Adding to this, the impacts of replacing an existing employee can run up to two times that position’s salary and result in lost productivity as well as lower morale from other employees while that position remains open.
All of these factors make retaining current employees a proactive measure employers should prioritize in 2023 and beyond.
While the possibilities are unlimited as to what you can offer and what your employees will find valuable, here are some ideas to consider depending on your workforce, goals and budget:
- Increase wages or salaries.
- Offer bonuses (“just because,” performance, retention, referral).
- Offer commission opportunities.
- Restructure compensation.
Consideration: While there may be a positive impact on increased wages or salaries at first, the impact may be short-lived once the increase is divided per paycheck or has been long-spent.

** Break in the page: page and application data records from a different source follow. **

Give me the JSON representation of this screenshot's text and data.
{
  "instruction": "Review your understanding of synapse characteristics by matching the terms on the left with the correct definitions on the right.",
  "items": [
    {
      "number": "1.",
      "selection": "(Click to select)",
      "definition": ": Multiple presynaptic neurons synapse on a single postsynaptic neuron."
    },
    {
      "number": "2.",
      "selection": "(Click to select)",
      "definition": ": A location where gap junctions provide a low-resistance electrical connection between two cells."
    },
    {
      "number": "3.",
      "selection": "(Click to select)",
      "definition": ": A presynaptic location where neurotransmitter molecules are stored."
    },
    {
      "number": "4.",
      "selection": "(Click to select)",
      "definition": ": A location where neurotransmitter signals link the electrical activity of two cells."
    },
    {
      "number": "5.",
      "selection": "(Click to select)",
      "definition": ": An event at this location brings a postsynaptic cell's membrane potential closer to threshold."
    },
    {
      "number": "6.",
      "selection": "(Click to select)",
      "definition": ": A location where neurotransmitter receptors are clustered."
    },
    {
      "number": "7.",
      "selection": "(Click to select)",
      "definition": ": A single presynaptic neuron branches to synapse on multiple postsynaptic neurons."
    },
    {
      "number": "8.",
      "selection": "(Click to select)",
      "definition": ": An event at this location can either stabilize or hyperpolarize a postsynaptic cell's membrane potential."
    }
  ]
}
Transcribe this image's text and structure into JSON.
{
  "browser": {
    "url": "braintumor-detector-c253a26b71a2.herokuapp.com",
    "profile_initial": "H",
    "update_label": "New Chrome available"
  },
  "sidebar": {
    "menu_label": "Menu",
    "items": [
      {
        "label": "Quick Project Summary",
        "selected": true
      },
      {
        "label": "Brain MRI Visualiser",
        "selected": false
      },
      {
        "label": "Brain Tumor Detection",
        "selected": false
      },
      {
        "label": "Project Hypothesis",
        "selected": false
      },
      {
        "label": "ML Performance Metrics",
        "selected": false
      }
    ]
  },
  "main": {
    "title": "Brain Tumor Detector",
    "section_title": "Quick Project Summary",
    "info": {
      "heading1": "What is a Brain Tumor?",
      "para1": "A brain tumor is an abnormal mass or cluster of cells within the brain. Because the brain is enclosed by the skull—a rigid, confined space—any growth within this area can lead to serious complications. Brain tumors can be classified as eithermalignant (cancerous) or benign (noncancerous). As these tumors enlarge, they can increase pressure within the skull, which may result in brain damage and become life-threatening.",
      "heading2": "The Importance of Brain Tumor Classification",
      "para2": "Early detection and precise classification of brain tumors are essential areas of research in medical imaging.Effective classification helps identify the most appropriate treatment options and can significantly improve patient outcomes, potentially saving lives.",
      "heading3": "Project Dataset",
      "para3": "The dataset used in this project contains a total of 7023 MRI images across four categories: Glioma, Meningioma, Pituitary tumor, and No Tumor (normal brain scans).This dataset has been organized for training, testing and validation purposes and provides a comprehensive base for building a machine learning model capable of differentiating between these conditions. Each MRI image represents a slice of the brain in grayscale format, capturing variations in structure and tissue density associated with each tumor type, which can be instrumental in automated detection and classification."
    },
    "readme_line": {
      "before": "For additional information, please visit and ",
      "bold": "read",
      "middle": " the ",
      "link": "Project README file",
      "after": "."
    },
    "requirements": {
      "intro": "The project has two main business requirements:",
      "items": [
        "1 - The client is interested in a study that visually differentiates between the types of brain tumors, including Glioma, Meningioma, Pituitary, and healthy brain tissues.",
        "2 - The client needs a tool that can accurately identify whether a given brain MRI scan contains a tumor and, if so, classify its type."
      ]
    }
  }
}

This is especially pronounced given the increasing costs of living that many employees face.
- Offer additional traditional plans (medical, dental, vision, life, STD, LTD).
- Add creative benefits (pet insurance, cancer coverage, long-term care insurance, college savings program, health advocate, HSA/FSA).
- Offer an employee assistance program (EAP).
- Offer a retirement savings plan or profit-sharing program.
- Increase employer-paid portion toward premiums or 401(k) matching.
Considerations: Employees value protections that fit their life; however, different employees have different needs, so it will be harder to find a one-size-fits-all solution. Better coverage often means more cost to the company and maybe the employees which may limit options and participation. Also, new or changing benefit plans usually require more time and effort to research and implement.
- Give more paid time off (vacation, sick, personal days, holidays, “unlimited”).
- Make current paid time off more flexible (allow carry-over, require less notice).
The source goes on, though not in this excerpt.